A sense of pathos was conveyed in Cry Jailolo.
A sense of pathos was conveyed in Cry Jailolo.PHOTO: BERNIE NG, COURTESY OF ESPLANADE - THEATRES ON THE BAY


Eko Supriyanto 
da:ns festival 
Esplanade Theatre Studio/Wednesday

Through the dark stillness emerged the sound of a quick and determined tapping of a foot. The lower body of a male dancer, dressed in red pants that extended just below the knees, was gradually seen. Slowly, his bare upper torso became visible. He stood there at centre stage, bobbing up and down.

That one movement and the sound that it produced conveyed the idea of an individual that is closely connected to land and sea. He could have been human, fish or even coral.

 After a few minutes, two men dressed in the same attire walked onto the stage from opposite sides. They introduced an eerie silence that was in strong contrast to the dancer in the centre who continued with the same movement and sound.

As they moved forward, the foot-tapping became softer. The men stood still. The stern anxiety written on their faces, coupled with the introduction of evocative instrumental music, created a sense of pathos.

 Cry Jailolo, a gripping new work by Indonesian choregrapher Eko Supriyanto, highlighted the plight of a small coastal community in Indonesia. Behind the magnificent beauty lies the imminent ruination of Jailolo's coral reefs and marine life by dynamite-fishing practices.

Seven dancers, who belong to various tribes and farming families there, represented their histories, movement practices and contemporary realities in the hour-long work that placed the onus of representation entirely on the dancers' bodies. They were supported by highly sensitive lighting and music. 

 The dramatic bobbing was the main movement in the hour-long work. With this and other movements derived from the traditional dance forms of Legu Salai (from the Sahu tribe) and Soya-Soya (from North Maluku), the dancing bodies traversed a range of forms and configurations - at times, they seemed to portray a school of fish until they appeared human. There were moments of individual expression as well as the sense of a protective community that moved together in its struggles, an idea that was accentuated by the pulsating rhythm.

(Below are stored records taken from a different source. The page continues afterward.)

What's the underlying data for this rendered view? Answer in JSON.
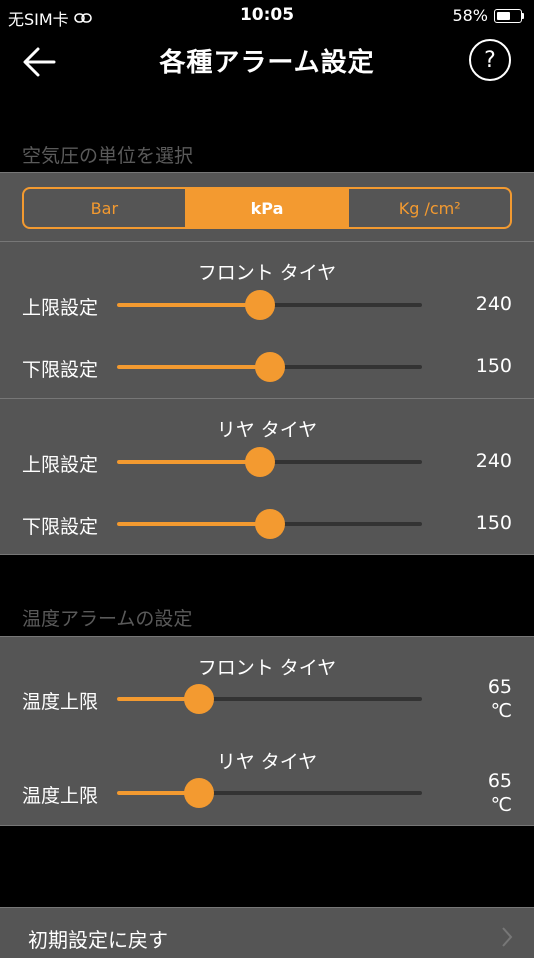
{
  "status_bar": {
    "carrier": "无SIM卡",
    "time": "10:05",
    "battery": "58%"
  },
  "nav": {
    "title": "各種アラーム設定",
    "help_label": "?"
  },
  "pressure": {
    "header": "空気圧の単位を選択",
    "units": [
      "Bar",
      "kPa",
      "Kg /cm²"
    ],
    "selected_unit": "kPa",
    "groups": [
      {
        "title": "フロント タイヤ",
        "rows": [
          {
            "label": "上限設定",
            "value": "240",
            "fraction": 0.47
          },
          {
            "label": "下限設定",
            "value": "150",
            "fraction": 0.5
          }
        ]
      },
      {
        "title": "リヤ タイヤ",
        "rows": [
          {
            "label": "上限設定",
            "value": "240",
            "fraction": 0.47
          },
          {
            "label": "下限設定",
            "value": "150",
            "fraction": 0.5
          }
        ]
      }
    ]
  },
  "temperature": {
    "header": "温度アラームの設定",
    "groups": [
      {
        "title": "フロント タイヤ",
        "rows": [
          {
            "label": "温度上限",
            "value": "65",
            "unit": "℃",
            "fraction": 0.27
          }
        ]
      },
      {
        "title": "リヤ タイヤ",
        "rows": [
          {
            "label": "温度上限",
            "value": "65",
            "unit": "℃",
            "fraction": 0.27
          }
        ]
      }
    ]
  },
  "reset": {
    "label": "初期設定に戻す"
  },
  "colors": {
    "accent": "#f39a30",
    "panel": "#555555",
    "background": "#000000"
  }
}
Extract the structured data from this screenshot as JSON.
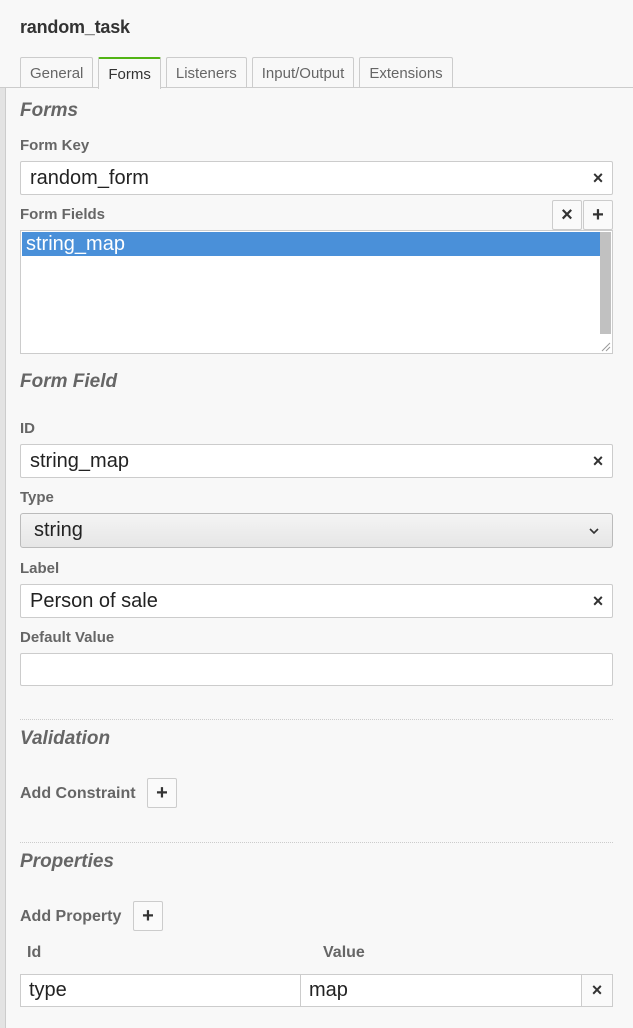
{
  "element": {
    "title": "random_task"
  },
  "tabs": [
    {
      "label": "General",
      "active": false
    },
    {
      "label": "Forms",
      "active": true
    },
    {
      "label": "Listeners",
      "active": false
    },
    {
      "label": "Input/Output",
      "active": false
    },
    {
      "label": "Extensions",
      "active": false
    }
  ],
  "forms_group": {
    "title": "Forms",
    "form_key": {
      "label": "Form Key",
      "value": "random_form",
      "clear_icon": "×"
    },
    "form_fields": {
      "label": "Form Fields",
      "remove_icon": "×",
      "add_icon": "+",
      "items": [
        "string_map"
      ],
      "selected": "string_map"
    }
  },
  "form_field_group": {
    "title": "Form Field",
    "id": {
      "label": "ID",
      "value": "string_map",
      "clear_icon": "×"
    },
    "type": {
      "label": "Type",
      "value": "string"
    },
    "field_label": {
      "label": "Label",
      "value": "Person of sale",
      "clear_icon": "×"
    },
    "default_value": {
      "label": "Default Value",
      "value": ""
    }
  },
  "validation_group": {
    "title": "Validation",
    "add_constraint_label": "Add Constraint",
    "add_icon": "+"
  },
  "properties_group": {
    "title": "Properties",
    "add_property_label": "Add Property",
    "add_icon": "+",
    "columns": {
      "id": "Id",
      "value": "Value"
    },
    "rows": [
      {
        "id": "type",
        "value": "map",
        "remove_icon": "×"
      }
    ]
  },
  "colors": {
    "accent_tab": "#52b415",
    "selection": "#4a90d9",
    "label": "#666666"
  }
}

At one point, the cast used their voices to shout in unison what translated into: "When we are together we become stronger and work can be done." (This was explained to the audience during the post-performance dialogue.)

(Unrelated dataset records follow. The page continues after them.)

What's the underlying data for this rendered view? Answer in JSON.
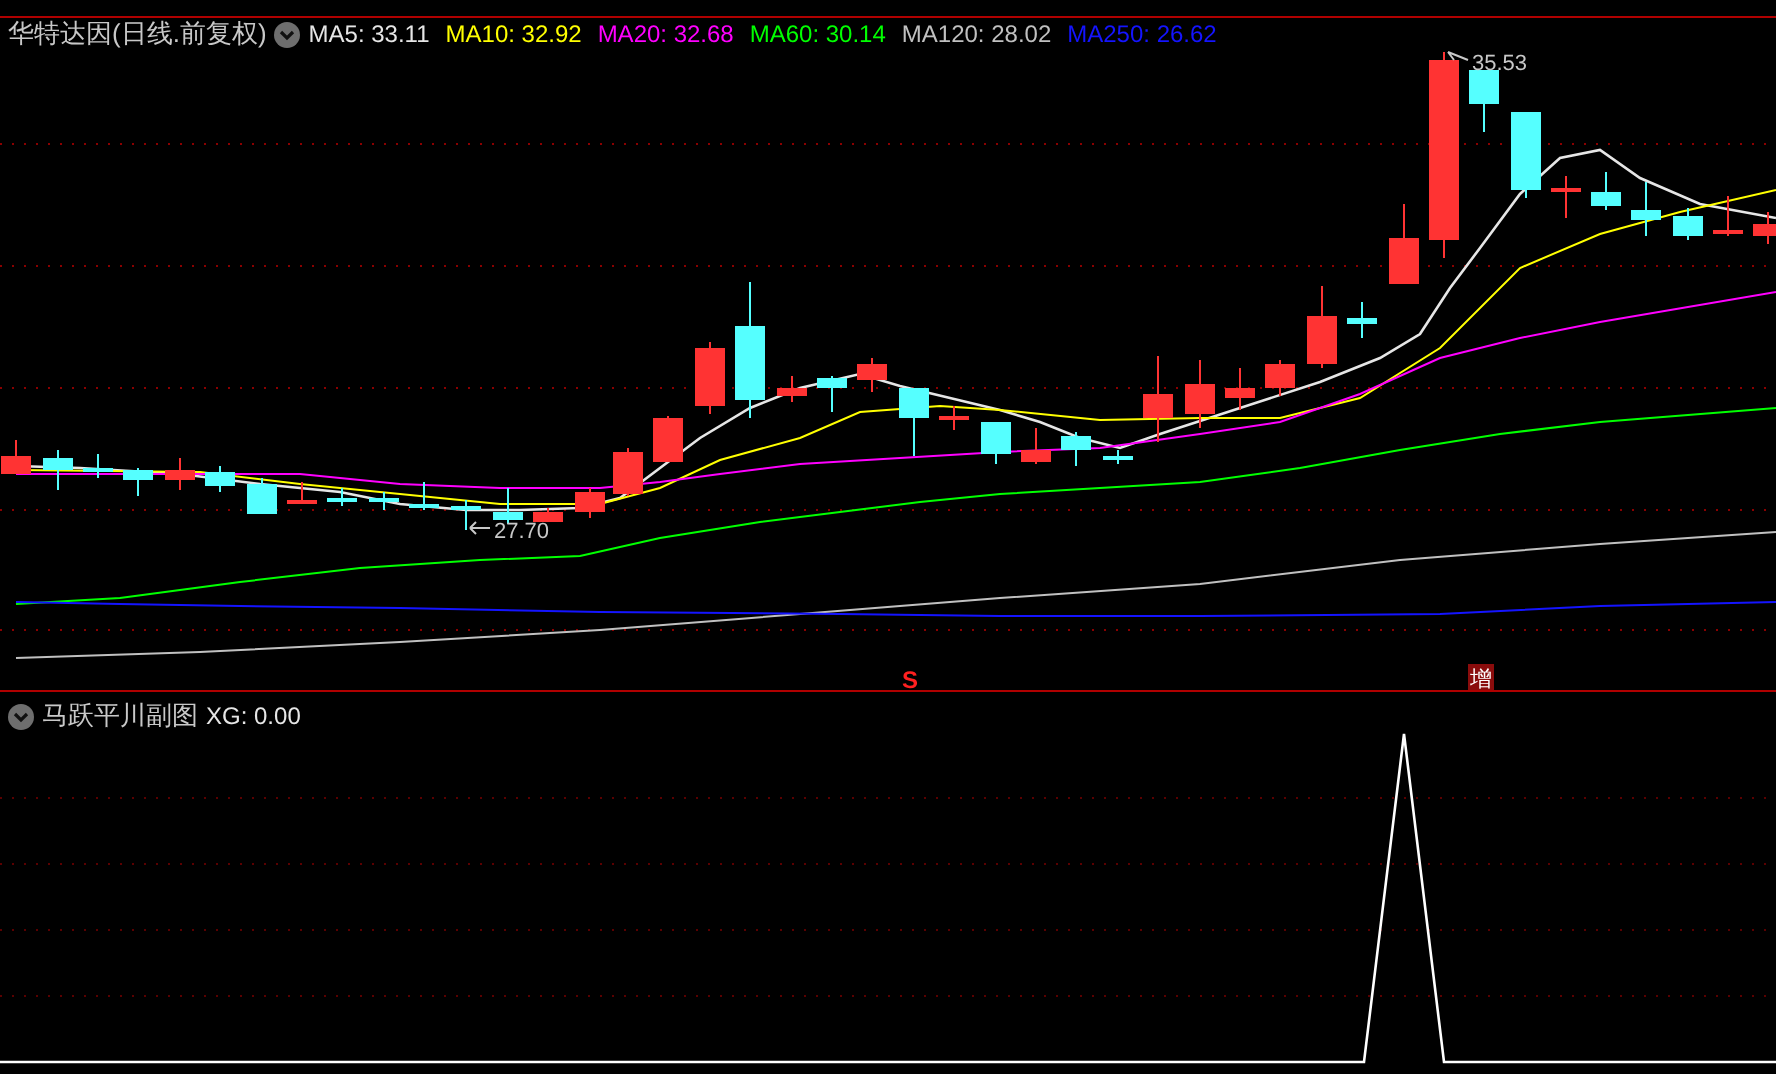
{
  "main_chart": {
    "title": "华特达因(日线.前复权)",
    "indicators": [
      {
        "label": "MA5: 33.11",
        "color": "#e6e6e6"
      },
      {
        "label": "MA10: 32.92",
        "color": "#ffff00"
      },
      {
        "label": "MA20: 32.68",
        "color": "#ff00ff"
      },
      {
        "label": "MA60: 30.14",
        "color": "#00ff00"
      },
      {
        "label": "MA120: 28.02",
        "color": "#c0c0c0"
      },
      {
        "label": "MA250: 26.62",
        "color": "#1414ff"
      }
    ],
    "high_label": "35.53",
    "low_label": "27.70",
    "signals": [
      {
        "kind": "sell",
        "text": "S"
      },
      {
        "kind": "add",
        "text": "增"
      }
    ]
  },
  "sub_chart": {
    "title": "马跃平川副图",
    "value": "XG: 0.00"
  }
}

 In one segment, all seven dancers stood staring at the audience for a long time. It was a deep and penetrating silence. The audience became perceptibly uneasy. I began to feel a surge of guilt as well as pain. Environmental degradation spares no one. There was some relief when the beat and movement returned.

 Cry Jailolo was a powerful tribute to the ebb and flow of life and the indefatigable spirit of nature with its determination to survive against all odds. Here, the male body became a site for both perpetration and suffering, while also blurring the boundary between human and aquatic forms.

 Towards the end, each dancer exited the stage, the production ending in the way it had opened. One lone male dancer bobbing at centre stage. The same movement and the same sound except that now, it was imbued with hope.